Books from this list that are very much on my radar are listed below.

  • Lost Children’s Archive – Valeria Luiselli – A family from New York embark on a road trip, heading out on the trail of the Apaches. Meanwhile other families, some clinging together and some fragmented, are making the perilous journey to the North American border.
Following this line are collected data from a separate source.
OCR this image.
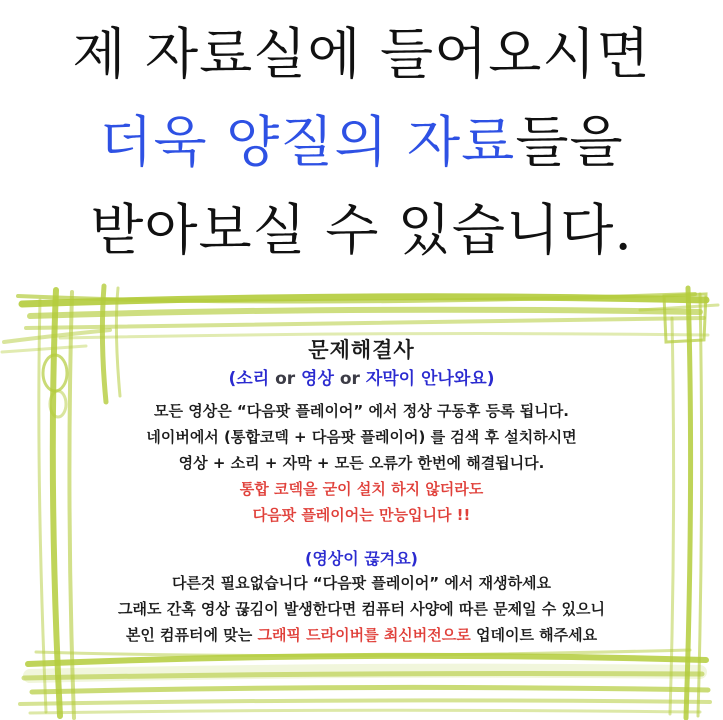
제 자료실에 들어오시면
더욱 양질의 자료들을
받아보실 수 있습니다.
문제해결사
(소리 or 영상 or 자막이 안나와요)
모든 영상은 “다음팟 플레이어” 에서 정상 구동후 등록 됩니다.
네이버에서 (통합코덱 + 다음팟 플레이어) 를 검색 후 설치하시면
영상 + 소리 + 자막 + 모든 오류가 한번에 해결됩니다.
통합 코덱을 굳이 설치 하지 않더라도
다음팟 플레이어는 만능입니다 !!
(영상이 끊겨요)
다른것 필요없습니다 “다음팟 플레이어” 에서 재생하세요
그래도 간혹 영상 끊김이 발생한다면 컴퓨터 사양에 따른 문제일 수 있으니
본인 컴퓨터에 맞는 그래픽 드라이버를 최신버전으로 업데이트 해주세요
This novel feels too relevant and bang up to date to ignore.
  • Bottled Goods – Sophie van Llewyn – I am intrigued by the concept of flash fiction, so this novella set in communist Romania looks fresh and inviting. Alina is walking a fine line and when her husband’s brother defects to the West the line is in danger of disappearing.
  • An American Marriage – Tayari Jones – A story of wrongful conviction and it’s wider implications on an African- American couple. Reviewed and recommended extensively, not least by Barack Obama, whose many reviews have never lead me wrong yet!
  • My Sister, the Serial Killer – Oyinkan Braithwaite – The title alone here was enough on it’s own to hook me in! Add to that one very funky cover and a nurse who has cleaned up after not one but three murders committed by her sister and quite frankly what’s not to like!!!
  • Remembered – Yvonne Battle- Felton – Set in 1910 in Philadelphia, Spring is at the bedside of her dying son. Edward is under suspicion and his mother is desperately trying to get to the truth and make peace while she can. Comparisons to, and echoes of the magnificent Toni Morrison, are more enough to draw me in.

So there it is, my humble thoughts on the Women’s Prize offerings of 2019. Reviews of my ‘want to reads’ will follow in due course and as always I would be interest to see what you make of the list in general.

Books mentioned in this post…

  • The Silence of the Girls – Pat Barker
  • Remembered – Yvonne Battle – Felton
  • My Sister, the Serial Killer – Oyinkan Braithwaite
  • Milkman – Anna Burns
  • An American Marriage – Tayari Jones
  • Bottled Goods – Sophie van Llewyn
  • Lost Children Archive – Valeria Luisella
  • Solar Bones – Mike McCormack
  • Circe – Madeline Miller
  • The Song of Achilles – Madeline Miller
  • Ghost Wall – Sarah Moss
  • Night Waking – Sarah Moss
  • Bodies of Light – Sarah Moss
  • Normal People – Sally Rooney
  • Conversations with Friends – Sally Rooney
  • Lincoln in the Bardo – George Saunders.